CLÓVIS ROSSI
Diplomacia brasileira não pode cometer o erro de tomar partido em uma Venezuela rachada ao meio
No finalzinho de 2002, Luiz Inácio Lula da Silva, então presidente eleito, mas ainda não empossado, enviou a Caracas o seu futuro assessor diplomático, Marco Aurélio Garcia, para um esforço de conciliação em um momento em que o país parecia caminhar para uma guerra civil.
É bom lembrar que, meses antes, Hugo Chávez havia sido deposto por um golpe de efêmera duração, claro indicativo do grau de exacerbação a que chegara o país.
Graças à gestão de Marco Aurélio, criou-se um grupo chamado de Amigos da Venezuela, que foi essencial para amortecer a crise.
Onze anos depois, a situação na Venezuela voltou ao ponto de ebulição, o que sugere que Marco Aurélio poderia ser de novo convocado para uma discreta missão moderadora. Afinal, tudo o que não interessa ao Brasil é mais turbulência em sua fronteira norte ou dar cego apoio ao regime chavista.
Antes de mais nada, é preciso aceitar que a Venezuela rachou ao meio. O resultado eleitoral do ano passado (50,6% para Nicolás Maduro contra 49,12% para o oposicionista Henrique Capriles) é definitivo a esse respeito.
Trabalhar só com o chavismo seria, assim, dar às costas à metade da população venezuelana, erro que nenhum país sério pode cometer.

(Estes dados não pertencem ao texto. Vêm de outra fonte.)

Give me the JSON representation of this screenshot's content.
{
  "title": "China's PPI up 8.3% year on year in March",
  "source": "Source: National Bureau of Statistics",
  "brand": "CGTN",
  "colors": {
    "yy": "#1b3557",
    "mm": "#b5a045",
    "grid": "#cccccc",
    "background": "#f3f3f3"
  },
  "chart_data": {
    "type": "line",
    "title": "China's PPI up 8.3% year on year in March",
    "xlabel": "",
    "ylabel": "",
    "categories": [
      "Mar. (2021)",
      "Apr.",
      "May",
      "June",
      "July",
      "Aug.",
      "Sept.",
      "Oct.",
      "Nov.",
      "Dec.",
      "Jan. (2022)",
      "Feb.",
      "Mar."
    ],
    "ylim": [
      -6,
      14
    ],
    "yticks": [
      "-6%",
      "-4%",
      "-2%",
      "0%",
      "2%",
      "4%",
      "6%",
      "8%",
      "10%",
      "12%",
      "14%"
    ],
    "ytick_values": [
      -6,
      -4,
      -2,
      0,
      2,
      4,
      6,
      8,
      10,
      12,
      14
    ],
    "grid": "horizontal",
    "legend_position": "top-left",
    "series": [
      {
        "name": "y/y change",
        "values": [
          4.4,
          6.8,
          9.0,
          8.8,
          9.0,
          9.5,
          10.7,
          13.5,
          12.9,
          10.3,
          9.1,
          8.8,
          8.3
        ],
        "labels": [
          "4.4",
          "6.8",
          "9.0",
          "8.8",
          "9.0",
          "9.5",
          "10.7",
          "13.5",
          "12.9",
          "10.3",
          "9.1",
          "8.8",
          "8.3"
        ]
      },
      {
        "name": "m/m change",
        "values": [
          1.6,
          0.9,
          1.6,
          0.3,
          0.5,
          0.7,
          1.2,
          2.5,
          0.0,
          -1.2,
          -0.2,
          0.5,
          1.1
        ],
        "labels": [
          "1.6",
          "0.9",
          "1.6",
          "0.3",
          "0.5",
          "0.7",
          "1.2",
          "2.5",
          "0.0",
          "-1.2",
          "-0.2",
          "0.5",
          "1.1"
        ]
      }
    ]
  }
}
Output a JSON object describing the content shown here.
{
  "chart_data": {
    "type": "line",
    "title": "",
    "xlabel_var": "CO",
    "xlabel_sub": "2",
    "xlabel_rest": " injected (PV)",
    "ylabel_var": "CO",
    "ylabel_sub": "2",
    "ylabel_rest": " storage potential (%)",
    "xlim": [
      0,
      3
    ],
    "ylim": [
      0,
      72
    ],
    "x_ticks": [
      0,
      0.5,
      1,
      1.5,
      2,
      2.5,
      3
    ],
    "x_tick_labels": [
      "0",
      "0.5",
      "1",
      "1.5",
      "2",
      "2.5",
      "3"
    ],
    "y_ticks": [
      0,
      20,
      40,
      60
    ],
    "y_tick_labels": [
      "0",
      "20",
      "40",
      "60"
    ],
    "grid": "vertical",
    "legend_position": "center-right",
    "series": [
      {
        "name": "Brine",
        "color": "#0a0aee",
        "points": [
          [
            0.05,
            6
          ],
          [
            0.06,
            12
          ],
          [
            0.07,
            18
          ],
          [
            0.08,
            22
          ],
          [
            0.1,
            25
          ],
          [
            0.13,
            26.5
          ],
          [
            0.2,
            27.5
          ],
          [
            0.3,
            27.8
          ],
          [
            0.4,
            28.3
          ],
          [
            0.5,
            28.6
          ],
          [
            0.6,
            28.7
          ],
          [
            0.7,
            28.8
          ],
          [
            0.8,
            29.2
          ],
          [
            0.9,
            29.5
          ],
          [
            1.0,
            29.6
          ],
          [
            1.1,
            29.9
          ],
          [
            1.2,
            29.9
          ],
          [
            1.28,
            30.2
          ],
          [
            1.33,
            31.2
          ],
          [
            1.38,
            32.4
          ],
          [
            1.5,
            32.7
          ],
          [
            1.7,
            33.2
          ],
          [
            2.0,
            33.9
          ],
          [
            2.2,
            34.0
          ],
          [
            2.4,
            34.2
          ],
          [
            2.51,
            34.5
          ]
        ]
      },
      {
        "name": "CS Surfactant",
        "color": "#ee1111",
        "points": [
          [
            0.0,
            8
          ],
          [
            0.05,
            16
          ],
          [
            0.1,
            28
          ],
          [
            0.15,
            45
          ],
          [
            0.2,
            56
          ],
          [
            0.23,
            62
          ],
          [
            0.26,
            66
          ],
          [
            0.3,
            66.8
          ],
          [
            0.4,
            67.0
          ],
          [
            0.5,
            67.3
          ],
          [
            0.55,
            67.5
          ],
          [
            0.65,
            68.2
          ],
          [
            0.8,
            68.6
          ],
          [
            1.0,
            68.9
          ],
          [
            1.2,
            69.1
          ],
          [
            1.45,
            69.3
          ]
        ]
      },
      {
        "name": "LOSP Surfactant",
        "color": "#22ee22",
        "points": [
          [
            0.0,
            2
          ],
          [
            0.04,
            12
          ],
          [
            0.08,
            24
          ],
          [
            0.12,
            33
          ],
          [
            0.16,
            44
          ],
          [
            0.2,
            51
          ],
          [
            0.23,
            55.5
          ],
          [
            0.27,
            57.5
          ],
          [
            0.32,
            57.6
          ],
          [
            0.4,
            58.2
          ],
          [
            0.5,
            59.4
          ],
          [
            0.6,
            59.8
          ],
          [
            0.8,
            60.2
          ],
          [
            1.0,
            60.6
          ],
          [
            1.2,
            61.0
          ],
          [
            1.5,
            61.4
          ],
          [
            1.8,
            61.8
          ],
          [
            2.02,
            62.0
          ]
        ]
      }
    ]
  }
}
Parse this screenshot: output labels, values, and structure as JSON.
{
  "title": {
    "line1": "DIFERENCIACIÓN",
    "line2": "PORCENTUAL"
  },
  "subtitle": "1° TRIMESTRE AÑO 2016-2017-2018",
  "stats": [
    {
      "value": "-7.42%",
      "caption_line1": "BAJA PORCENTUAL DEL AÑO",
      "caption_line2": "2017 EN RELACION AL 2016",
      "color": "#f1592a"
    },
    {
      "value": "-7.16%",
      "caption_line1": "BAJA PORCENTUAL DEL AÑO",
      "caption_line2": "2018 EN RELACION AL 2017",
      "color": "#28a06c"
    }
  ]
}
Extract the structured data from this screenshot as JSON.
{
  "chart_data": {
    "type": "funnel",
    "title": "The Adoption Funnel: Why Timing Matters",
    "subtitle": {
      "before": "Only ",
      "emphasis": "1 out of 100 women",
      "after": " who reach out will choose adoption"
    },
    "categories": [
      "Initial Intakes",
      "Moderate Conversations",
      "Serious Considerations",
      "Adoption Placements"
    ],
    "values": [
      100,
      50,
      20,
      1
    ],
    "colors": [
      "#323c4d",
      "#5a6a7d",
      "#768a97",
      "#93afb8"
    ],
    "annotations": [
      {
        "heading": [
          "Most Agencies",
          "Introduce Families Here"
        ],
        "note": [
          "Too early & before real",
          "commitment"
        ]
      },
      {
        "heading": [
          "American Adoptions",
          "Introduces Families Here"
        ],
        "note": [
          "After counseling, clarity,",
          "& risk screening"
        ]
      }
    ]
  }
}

Convém, portanto, ser cauteloso em relação à prisão do líder opositor Leopoldo López. Como diz José Miguel Vivanco, da respeitada ONG Human Rights Watch, "até o momento, as autoridades não apresentaram nenhuma prova séria para sustentar as acusações contra Leopoldo López, apenas insultos e teorias de complô".
Não que a oposição faça muito diferente. O quadro no país é bem descrito por Rogélio Núñez, do site Infolatam, para quem "chavistas e antichavistas foram escalando seu ódio mútuo, a ponto de o rival se converter em inimigo irreconciliável, não em alternativa de governo".
O problema é que quem tem a força é o governo, que pode transformar seu ódio em perseguição.
Acusar López pelas mortes nas manifestações da semana passada é ignorar as evidências de que pelo menos duas delas podem ter sido obra de agentes do Serviço Bolivariano de Inteligência, conforme vídeos divulgados pelo jornal "Últimas Notícias".
Não por acaso, o chefe do Sebin, general Manuel Bernal, acaba de ser destituído.
Uma discreta gestão brasileira deveria incluir um palpite forte: a dramática situação econômica na Venezuela só começará a ser corrigida se o governo dialogar com o setor privado. Afinal, este ainda é majoritário (responde por 58,2% do Produto Interno Bruto, segundo dados de 2012), apesar do avanço do Estado nos anos Chávez.
Suspeito que nem o governo cubano, que pôs em marcha reformas capitalistas, recomendaria a seu amigo Maduro que adote o caminho oposto e estatize o que resta do setor privado. Só desvairados poderiam supor que o socialismo do século 21, se imitasse o do século 20, chegaria a resultados diferentes.
Fracassaria do mesmo modo.
Se o governo brasileiro quer ajudar Maduro, melhor dizer-lhe verdades óbvias.